BACKGROUND AND PURPOSE - The purposes of this study were to describe features of children with intracerebral hemorrhage (ICH) and to determine predictors of short-term outcome in a single-center prospective cohort study.
METHODS - A single-center prospective consecutive cohort study was conducted of spontaneous ICH in children aged 1 to 18 years from January 2006 to June 2008. Exclusion criteria were inciting trauma; intracranial tumor; isolated epidural, subdural, intraventricular, or subarachnoid hemorrhage; hemorrhagic transformation of ischemic stroke; and cerebral sinovenous thrombosis. Hospitalization records were abstracted. Follow-up assessments included outcome scores using the Pediatric Stroke Outcome Measure and King's Outcome Scale for Childhood Head Injury. ICH volumes and total brain volumes were measured by manual tracing.

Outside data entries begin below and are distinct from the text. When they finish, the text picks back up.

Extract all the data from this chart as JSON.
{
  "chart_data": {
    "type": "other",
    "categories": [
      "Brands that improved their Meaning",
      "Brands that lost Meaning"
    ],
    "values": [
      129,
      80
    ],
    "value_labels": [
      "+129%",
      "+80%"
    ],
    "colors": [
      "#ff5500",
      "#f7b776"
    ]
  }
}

RESULTS - Twenty-two patients, median age 10.3 years (range, 4.2 to 16.6 years), had presenting symptoms of headache in 77%, focal deficits 50%, altered mental status 50%, and seizures 41%. Vascular malformations caused hemorrhage in 91%. Surgical treatment (hematoma evacuation, lesion embolization or excision) was performed during acute hospitalization in 50%. One patient died acutely. At a median follow-up of 3.5 months (range, 0.3 to 7.5 months), 71% of survivors had neurological deficits; 55% had clinically significant disability. Outcome based on Pediatric Stroke Outcome Measure and King's Outcome Scale for Childhood Head Injury scores was worse in patients with ICH volume >2% of total brain volume (P=0.023) and altered mental status at presentation (P=0.005).
CONCLUSIONS - Spontaneous childhood ICH was due mostly to vascular malformations. Acute surgical intervention was commonly performed. Although death was rare, 71% of survivors had persisting neurological deficits. Larger ICH volume and altered mental status predicted clinically significant disability.